I was talking with my brother over the weekend, and independently we both mentioned that we’d been considering working on more short-form projects. I’m editing an oversize fantasy novel right now, and my brother’s finishing his dissertation, and we each described how we’re feeling a little bogged down and overwhelmed with our writing.

I’ve written essays and short stories before, and published a couple of poems, but I’ve always thought of myself as a long-form person. Novels give characters space to breathe, to develop and grow on readers over a longer period of time. Series can be even better, their plots going beyond that one story problem or crisis as characters enter new life stages and deepen their relationships and friendships or discover new ones.

But I’ve never felt like I’ve gotten the knack for writing short stories. In college, I read my share of short fiction by Raymond Carver and Katherine Anne Porter and Leo Tolstoy, and I think I recognize a well-written short story, or one that sticks with me and makes me think, or one that’s both. But they still feel, well, short. Like a window into a person or a situation or a concept—but I shouldn’t get too comfortable because there won’t really be time to sit with these characters. The Joycean school of thought that there should be a reveal or epiphany at the end of the story also feels like a lot of pressure, and I’ve never to my own satisfaction struck that balance between a surprising ending and an ending that feels foreshadowed and appropriate.
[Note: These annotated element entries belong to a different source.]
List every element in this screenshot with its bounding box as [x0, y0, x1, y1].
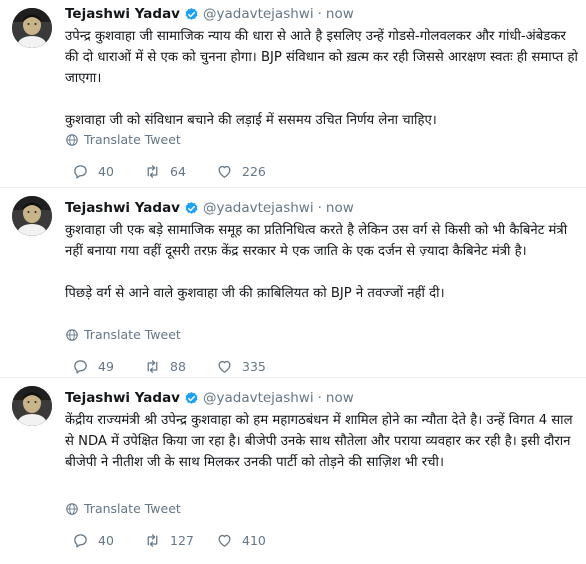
translate-tweet-link[interactable]: Translate Tweet: [65, 501, 181, 516]
separator-dot: ·: [317, 390, 322, 406]
reply-button[interactable]: 49: [72, 358, 144, 375]
verified-badge-icon: [184, 391, 199, 406]
tweet-paragraph: कुशवाहा जी को संविधान बचाने की लड़ाई में…: [65, 113, 437, 128]
reply-icon: [74, 534, 87, 548]
avatar-image: [12, 386, 52, 426]
globe-icon: [66, 502, 78, 515]
reply-icon: [74, 360, 87, 374]
avatar[interactable]: [12, 386, 52, 426]
retweet-icon: [147, 534, 158, 547]
translate-label: Translate Tweet: [84, 501, 181, 516]
globe-icon: [66, 328, 78, 341]
avatar[interactable]: [12, 8, 52, 48]
avatar[interactable]: [12, 196, 52, 236]
author-name[interactable]: Tejashwi Yadav: [65, 6, 180, 22]
tweet-text: कुशवाहा जी एक बड़े सामाजिक समूह का प्रति…: [65, 220, 580, 304]
tweet-timeline: Tejashwi Yadav @yadavtejashwi · now उपेन…: [0, 0, 586, 564]
heart-icon: [218, 534, 231, 547]
reply-count: 40: [98, 533, 114, 548]
author-handle[interactable]: @yadavtejashwi: [203, 200, 314, 216]
like-count: 226: [242, 164, 266, 179]
retweet-button[interactable]: 64: [144, 163, 216, 180]
tweet-actions: 49 88 335: [72, 358, 288, 375]
retweet-button[interactable]: 88: [144, 358, 216, 375]
tweet-paragraph: कुशवाहा जी एक बड़े सामाजिक समूह का प्रति…: [65, 223, 568, 259]
author-name[interactable]: Tejashwi Yadav: [65, 390, 180, 406]
author-handle[interactable]: @yadavtejashwi: [203, 390, 314, 406]
separator-dot: ·: [317, 6, 322, 22]
tweet[interactable]: Tejashwi Yadav @yadavtejashwi · now केंद…: [0, 378, 586, 564]
reply-icon: [74, 165, 87, 179]
reply-count: 40: [98, 164, 114, 179]
timestamp[interactable]: now: [326, 390, 354, 406]
separator-dot: ·: [317, 200, 322, 216]
tweet-paragraph: केंद्रीय राज्यमंत्री श्री उपेन्द्र कुशवा…: [65, 413, 573, 470]
reply-button[interactable]: 40: [72, 532, 144, 549]
timestamp[interactable]: now: [326, 6, 354, 22]
translate-tweet-link[interactable]: Translate Tweet: [65, 132, 181, 147]
tweet-paragraph: उपेन्द्र कुशवाहा जी सामाजिक न्याय की धार…: [65, 29, 578, 86]
avatar-image: [12, 196, 52, 236]
tweet-actions: 40 64 226: [72, 163, 288, 180]
retweet-count: 88: [170, 359, 186, 374]
tweet-paragraph: पिछड़े वर्ग से आने वाले कुशवाहा जी की क़…: [65, 286, 445, 301]
like-count: 335: [242, 359, 266, 374]
reply-count: 49: [98, 359, 114, 374]
retweet-icon: [147, 360, 158, 373]
retweet-count: 64: [170, 164, 186, 179]
retweet-icon: [147, 165, 158, 178]
retweet-button[interactable]: 127: [144, 532, 216, 549]
tweet-text: उपेन्द्र कुशवाहा जी सामाजिक न्याय की धार…: [65, 26, 580, 131]
reply-button[interactable]: 40: [72, 163, 144, 180]
translate-tweet-link[interactable]: Translate Tweet: [65, 327, 181, 342]
tweet-actions: 40 127 410: [72, 532, 288, 549]
heart-icon: [218, 165, 231, 178]
timestamp[interactable]: now: [326, 200, 354, 216]
author-name[interactable]: Tejashwi Yadav: [65, 200, 180, 216]
translate-label: Translate Tweet: [84, 132, 181, 147]
verified-badge-icon: [184, 201, 199, 216]
globe-icon: [66, 133, 78, 146]
tweet-text: केंद्रीय राज्यमंत्री श्री उपेन्द्र कुशवा…: [65, 410, 580, 473]
translate-label: Translate Tweet: [84, 327, 181, 342]
like-button[interactable]: 335: [216, 358, 288, 375]
author-handle[interactable]: @yadavtejashwi: [203, 6, 314, 22]
tweet[interactable]: Tejashwi Yadav @yadavtejashwi · now उपेन…: [0, 0, 586, 188]
like-button[interactable]: 226: [216, 163, 288, 180]
verified-badge-icon: [184, 7, 199, 22]
like-button[interactable]: 410: [216, 532, 288, 549]
retweet-count: 127: [170, 533, 194, 548]
avatar-image: [12, 8, 52, 48]
heart-icon: [218, 360, 231, 373]
tweet[interactable]: Tejashwi Yadav @yadavtejashwi · now कुशव…: [0, 188, 586, 378]
like-count: 410: [242, 533, 266, 548]
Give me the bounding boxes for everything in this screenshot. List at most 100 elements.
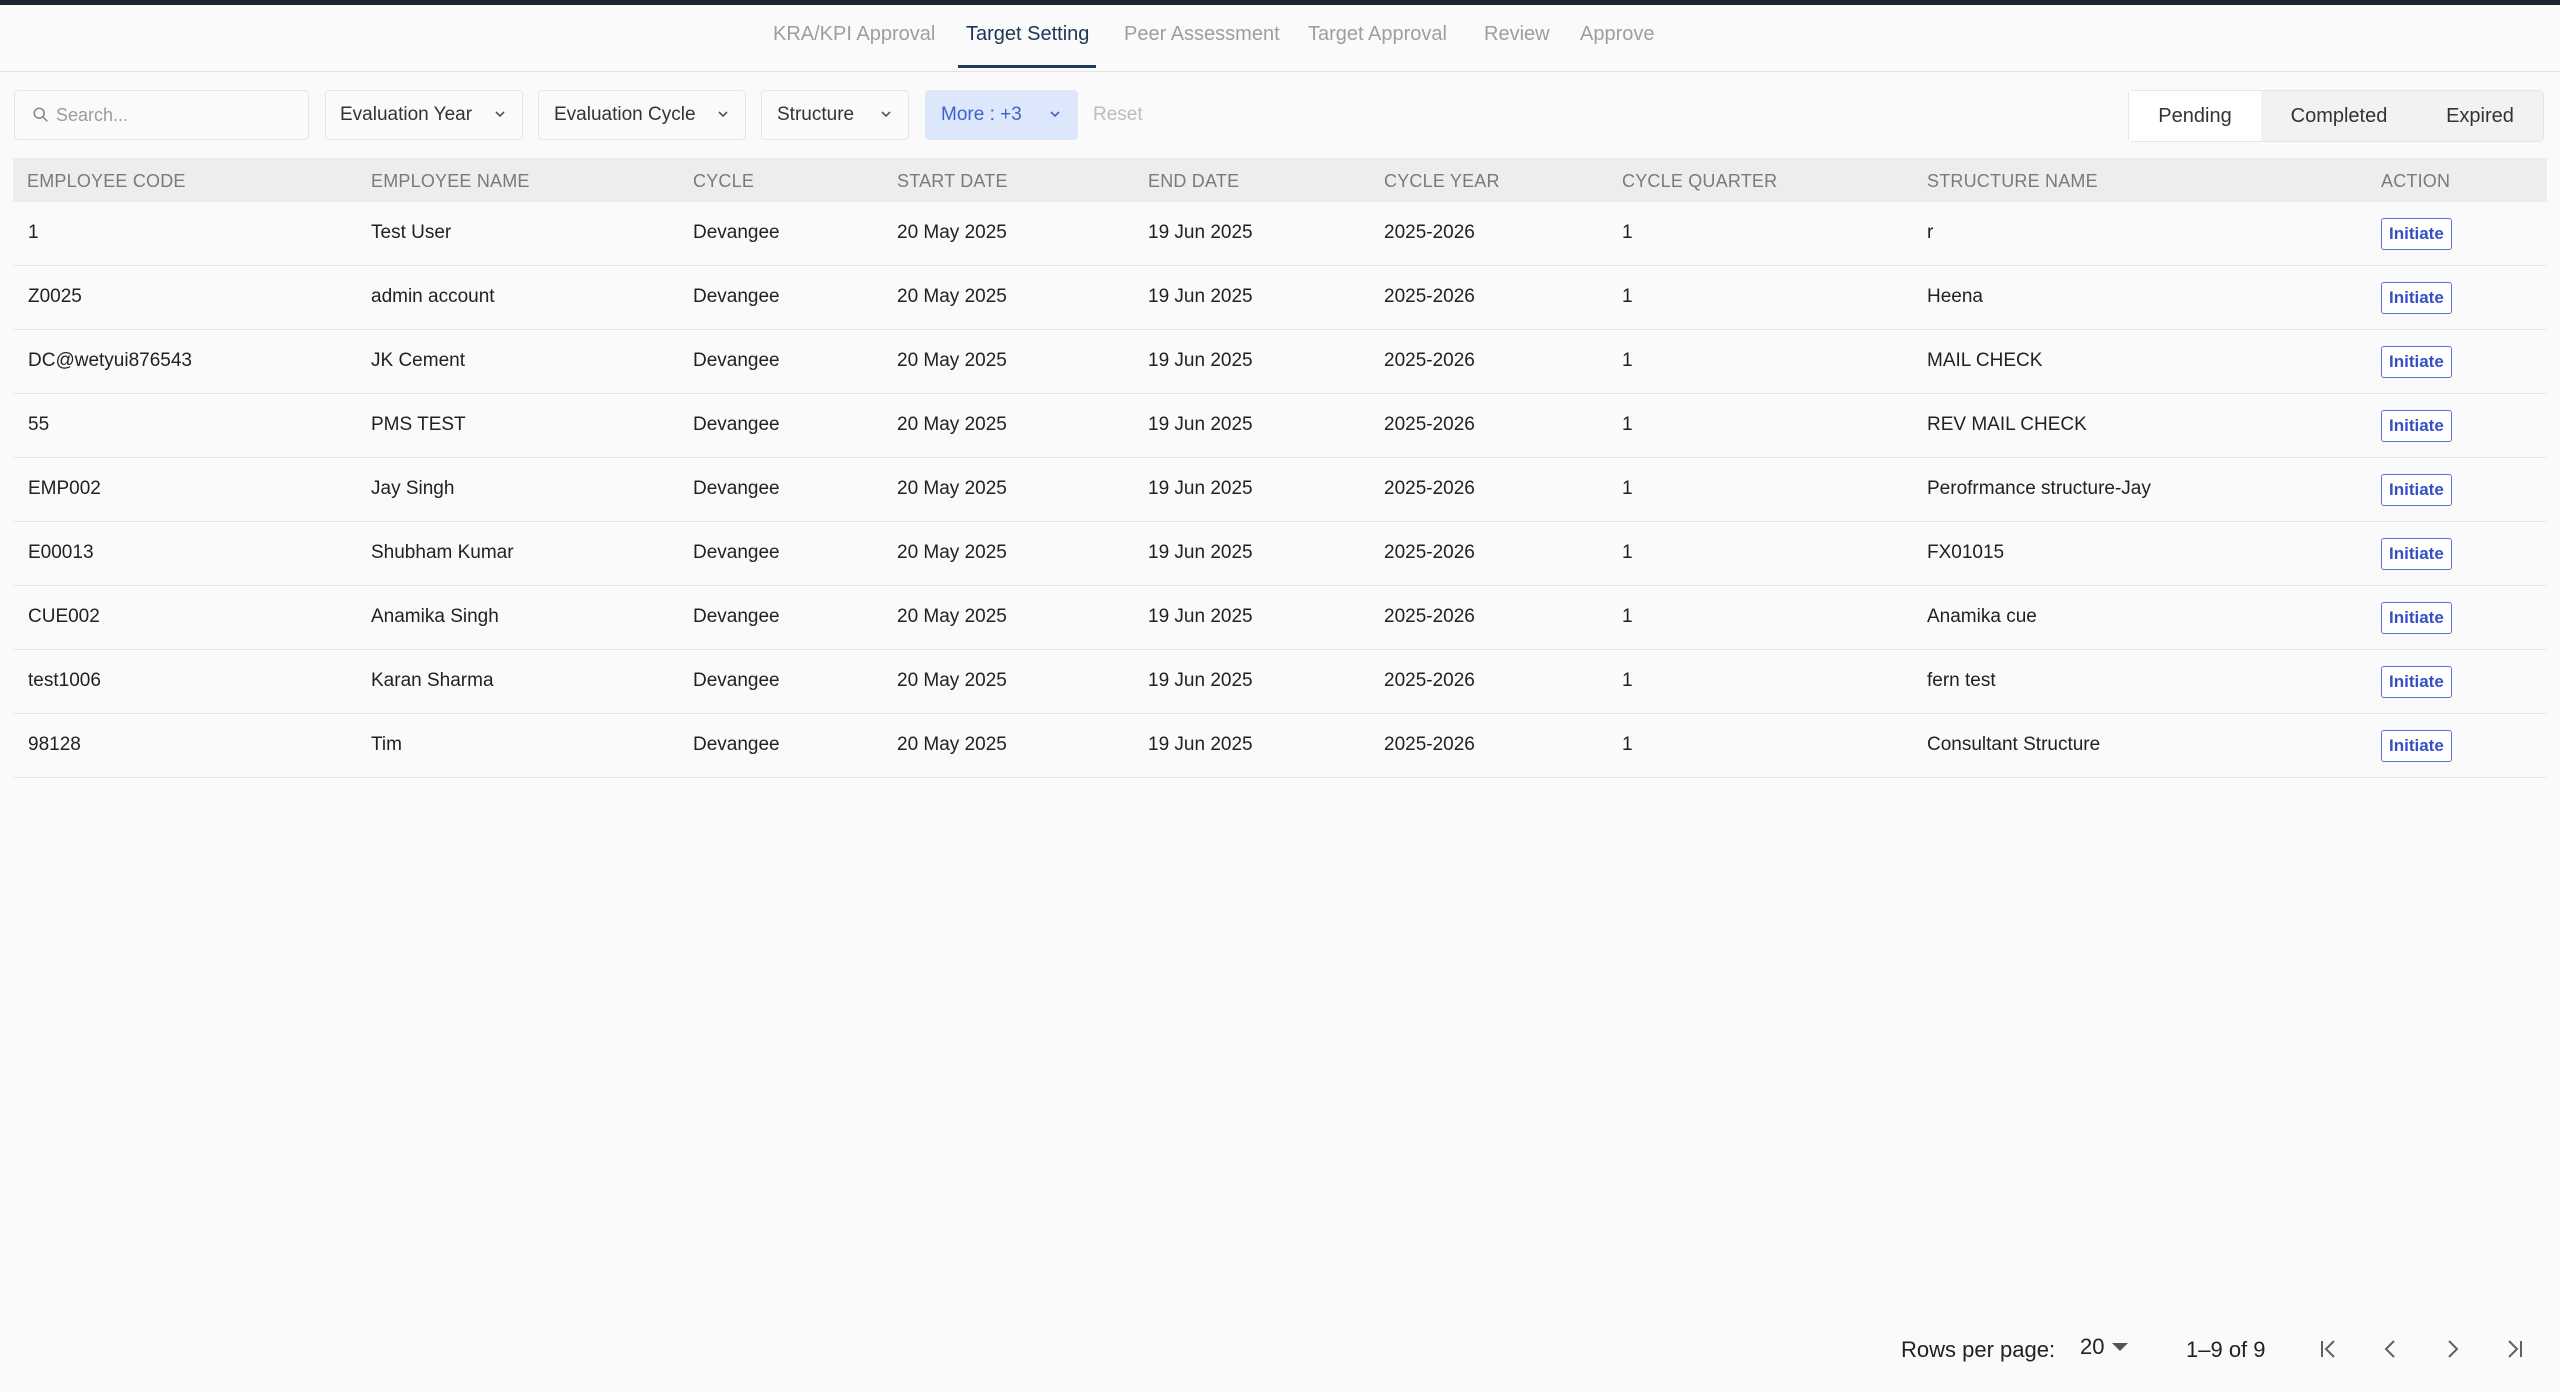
cell-cycle-quarter: 1 — [1622, 350, 1633, 371]
evaluation-cycle-label: Evaluation Cycle — [554, 104, 696, 125]
column-header-cycle[interactable]: CYCLE — [693, 171, 754, 192]
status-expired-button[interactable]: Expired — [2417, 91, 2543, 141]
column-header-cycle-quarter[interactable]: CYCLE QUARTER — [1622, 171, 1777, 192]
initiate-button[interactable]: Initiate — [2381, 538, 2452, 570]
cell-structure-name: Anamika cue — [1927, 606, 2037, 627]
cell-cycle: Devangee — [693, 350, 780, 371]
column-header-structure-name[interactable]: STRUCTURE NAME — [1927, 171, 2098, 192]
cell-employee-code: 55 — [28, 414, 50, 435]
cell-structure-name: fern test — [1927, 670, 1996, 691]
cell-cycle-year: 2025-2026 — [1384, 734, 1475, 755]
tab-kra-kpi-approval[interactable]: KRA/KPI Approval — [773, 23, 935, 46]
next-page-icon — [2448, 1340, 2459, 1358]
cell-employee-name: Shubham Kumar — [371, 542, 514, 563]
column-header-employee-name[interactable]: EMPLOYEE NAME — [371, 171, 530, 192]
cell-end-date: 19 Jun 2025 — [1148, 414, 1253, 435]
cell-employee-code: Z0025 — [28, 286, 82, 307]
more-filters-dropdown[interactable]: More : +3 — [925, 90, 1078, 140]
cell-cycle: Devangee — [693, 670, 780, 691]
cell-end-date: 19 Jun 2025 — [1148, 670, 1253, 691]
initiate-button[interactable]: Initiate — [2381, 282, 2452, 314]
table-row: EMP002 Jay Singh Devangee 20 May 2025 19… — [13, 458, 2547, 522]
chevron-down-icon — [881, 111, 891, 118]
cell-structure-name: Heena — [1927, 286, 1983, 307]
evaluation-year-dropdown[interactable]: Evaluation Year — [325, 90, 523, 140]
tab-peer-assessment[interactable]: Peer Assessment — [1124, 23, 1280, 46]
cell-end-date: 19 Jun 2025 — [1148, 734, 1253, 755]
cell-cycle-quarter: 1 — [1622, 414, 1633, 435]
module-tabs: KRA/KPI Approval Target Setting Peer Ass… — [0, 5, 2560, 72]
chevron-down-icon — [1050, 111, 1060, 118]
column-header-action: ACTION — [2381, 171, 2451, 191]
first-page-button[interactable] — [2312, 1332, 2346, 1366]
next-page-button[interactable] — [2435, 1332, 2469, 1366]
active-tab-indicator — [958, 65, 1096, 68]
cell-start-date: 20 May 2025 — [897, 286, 1007, 307]
cell-cycle: Devangee — [693, 478, 780, 499]
cell-start-date: 20 May 2025 — [897, 670, 1007, 691]
initiate-button[interactable]: Initiate — [2381, 730, 2452, 762]
cell-employee-name: JK Cement — [371, 350, 465, 371]
cell-start-date: 20 May 2025 — [897, 734, 1007, 755]
column-header-employee-code[interactable]: EMPLOYEE CODE — [27, 171, 186, 192]
rows-per-page-value: 20 — [2080, 1334, 2105, 1359]
cell-employee-name: PMS TEST — [371, 414, 466, 435]
search-input[interactable]: Search... — [14, 90, 309, 140]
cell-cycle-year: 2025-2026 — [1384, 286, 1475, 307]
cell-end-date: 19 Jun 2025 — [1148, 542, 1253, 563]
tab-target-approval[interactable]: Target Approval — [1308, 23, 1447, 46]
column-header-end-date[interactable]: END DATE — [1148, 171, 1239, 192]
search-placeholder: Search... — [56, 104, 129, 125]
tab-target-setting[interactable]: Target Setting — [966, 23, 1089, 46]
reset-button[interactable]: Reset — [1093, 104, 1143, 126]
status-toggle-group: Pending Completed Expired — [2128, 90, 2544, 142]
cell-cycle-year: 2025-2026 — [1384, 542, 1475, 563]
cell-structure-name: r — [1927, 222, 1934, 243]
table-row: 98128 Tim Devangee 20 May 2025 19 Jun 20… — [13, 714, 2547, 778]
cell-cycle-quarter: 1 — [1622, 670, 1633, 691]
structure-label: Structure — [777, 104, 855, 125]
column-header-start-date[interactable]: START DATE — [897, 171, 1008, 192]
last-page-button[interactable] — [2497, 1332, 2531, 1366]
cell-cycle-quarter: 1 — [1622, 478, 1633, 499]
dropdown-caret-icon — [2112, 1343, 2129, 1351]
table-row: Z0025 admin account Devangee 20 May 2025… — [13, 266, 2547, 330]
rows-per-page-select[interactable]: 20 — [2080, 1334, 2129, 1360]
cell-structure-name: Perofrmance structure-Jay — [1927, 478, 2151, 499]
chevron-down-icon — [495, 111, 505, 118]
cell-employee-name: admin account — [371, 286, 495, 307]
cell-cycle-quarter: 1 — [1622, 606, 1633, 627]
cell-cycle-quarter: 1 — [1622, 286, 1633, 307]
initiate-button[interactable]: Initiate — [2381, 666, 2452, 698]
cell-cycle: Devangee — [693, 414, 780, 435]
cell-cycle: Devangee — [693, 734, 780, 755]
tab-review[interactable]: Review — [1484, 23, 1550, 46]
status-pending-button[interactable]: Pending — [2129, 91, 2261, 141]
pagination-range: 1–9 of 9 — [2186, 1337, 2266, 1362]
table-header: EMPLOYEE CODE EMPLOYEE NAME CYCLE START … — [13, 158, 2547, 202]
evaluation-year-label: Evaluation Year — [340, 104, 473, 125]
column-header-cycle-year[interactable]: CYCLE YEAR — [1384, 171, 1500, 192]
cell-employee-name: Jay Singh — [371, 478, 455, 499]
cell-start-date: 20 May 2025 — [897, 222, 1007, 243]
evaluation-cycle-dropdown[interactable]: Evaluation Cycle — [538, 90, 746, 140]
cell-cycle-year: 2025-2026 — [1384, 350, 1475, 371]
initiate-button[interactable]: Initiate — [2381, 218, 2452, 250]
initiate-button[interactable]: Initiate — [2381, 474, 2452, 506]
table-row: DC@wetyui876543 JK Cement Devangee 20 Ma… — [13, 330, 2547, 394]
previous-page-button[interactable] — [2374, 1332, 2408, 1366]
cell-employee-code: EMP002 — [28, 478, 101, 499]
more-filters-label: More : +3 — [941, 104, 1022, 125]
initiate-button[interactable]: Initiate — [2381, 346, 2452, 378]
cell-cycle-year: 2025-2026 — [1384, 670, 1475, 691]
initiate-button[interactable]: Initiate — [2381, 410, 2452, 442]
cell-employee-code: CUE002 — [28, 606, 100, 627]
cell-employee-name: Test User — [371, 222, 452, 243]
status-completed-button[interactable]: Completed — [2261, 91, 2417, 141]
table-row: 55 PMS TEST Devangee 20 May 2025 19 Jun … — [13, 394, 2547, 458]
search-icon — [33, 107, 48, 122]
structure-dropdown[interactable]: Structure — [761, 90, 909, 140]
initiate-button[interactable]: Initiate — [2381, 602, 2452, 634]
table-row: test1006 Karan Sharma Devangee 20 May 20… — [13, 650, 2547, 714]
tab-approve[interactable]: Approve — [1580, 23, 1655, 46]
And yet, despite my ambivalence, I’m feeling like it might be time to work on my short game. Where I’m at in life right now, I don’t have a lot of time for writing, and to slog away at a developmental edit of a 120,000-word novel isn’t very fast or rewarding work. I have another novel I’m shopping with agents, and a complete manuscript that needs a second edit, but both of those also sound daunting. Something that’s manageable, that I can finish with half an hour here and half an hour there, may be just what I need these days to keep some momentum going.

One of the problems of tackling something new, of course, is that there are so many different avenues or ideas I could pursue. Do I want to write short stories featuring characters I’ve already developed, or do I want to explore different worlds and possibilities? Do I want to stick in speculative fiction or do something more literary or contemporary? Or I could work on my poetry—but again the question is whether to revisit a known project, like my sonnet collection, or try my hand at something more open-ended. And there’s something so immediate and satisfying about researching for a crisp nonfiction essay, but finding that unique angle to an ever-green topic doesn’t just happen on its own.

I suppose having options is a good problem. I’ll just need to make sure that this well-intentioned plan to build writing momentum actually leads to writing—and momentum.